Conspicuously absent from the debate, in France and in Britain, is any consideration of the Islamic veil’s historic dimensions. It seems clear from earliest sources that the first Muslim women went about unveiled; and some of Muhammad’s female followers fought courageously alongside his men. The custom of veiling appears to have developed later as a reaction to the institution of slavery. As the Islamic state expanded, a growing flood of slaves were captured as booty, and sold in the slave markets. Many of these were young women who were incorporated into Muslim households as concubines. Slave women were required to expose the head, arms, legs, and upper parts of the chest, and to enhance their value slave merchants ensured that they were well versed in singing, dancing, music and poetry—necessary skills for the arts of seduction and love.

In the face of this challenge the supposedly respectable women retreated into the sanctity of the home. By the twelfth century Fakhr al-Din al-Razi (1149-1209), one of the most renowned and influential of Quranic commentators was arguing that “a free woman’s entire body is a shameful nakedness in itself” and must be fully covered. Razi’s reasoning was commercial: Quranic writings on modesty did not apply to slaves because they were items of property whose purchase or sale required “an investigative and careful inspection.”

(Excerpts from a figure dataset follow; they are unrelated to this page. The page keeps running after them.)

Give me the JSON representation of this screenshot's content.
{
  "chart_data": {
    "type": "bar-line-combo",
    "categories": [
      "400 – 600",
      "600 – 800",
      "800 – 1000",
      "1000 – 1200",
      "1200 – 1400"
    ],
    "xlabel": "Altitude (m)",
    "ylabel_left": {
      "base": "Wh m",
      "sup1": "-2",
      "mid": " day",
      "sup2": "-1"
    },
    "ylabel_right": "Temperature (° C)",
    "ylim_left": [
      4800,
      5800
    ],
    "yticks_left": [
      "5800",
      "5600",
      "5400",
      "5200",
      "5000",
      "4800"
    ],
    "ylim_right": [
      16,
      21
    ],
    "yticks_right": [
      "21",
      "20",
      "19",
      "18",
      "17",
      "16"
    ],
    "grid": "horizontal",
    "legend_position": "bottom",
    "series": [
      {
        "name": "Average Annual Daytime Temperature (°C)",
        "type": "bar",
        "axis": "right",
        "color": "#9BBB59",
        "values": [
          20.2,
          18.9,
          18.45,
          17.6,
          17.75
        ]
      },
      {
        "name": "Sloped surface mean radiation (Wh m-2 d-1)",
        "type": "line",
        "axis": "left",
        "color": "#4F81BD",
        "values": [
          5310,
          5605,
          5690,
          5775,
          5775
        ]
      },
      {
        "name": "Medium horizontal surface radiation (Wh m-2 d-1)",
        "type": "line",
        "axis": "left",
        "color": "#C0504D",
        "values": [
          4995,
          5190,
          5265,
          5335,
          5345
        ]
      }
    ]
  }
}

The long-term social consequences are hardly surprising, given that in parts of the Muslim world slavery was only formally abolished in the middle of the last century. Veiling and sexual apartheid, though not universal, became the hallmark of urban Muslim societies from Indonesia to Morocco. With colonial administrators regarding female seclusion as barriers to the “civilizing mission” of empire, wearing the veil inevitably became a form of resistance to foreign conquest. In the West, its symbolic charge is far from being depleted. It may justly be regarded as a symbol of patriarchal oppression, but like punk and other urban styles, it can also mean a deliberate rejection of the current cultural norms imposed on women of every age, shape, appearance and size.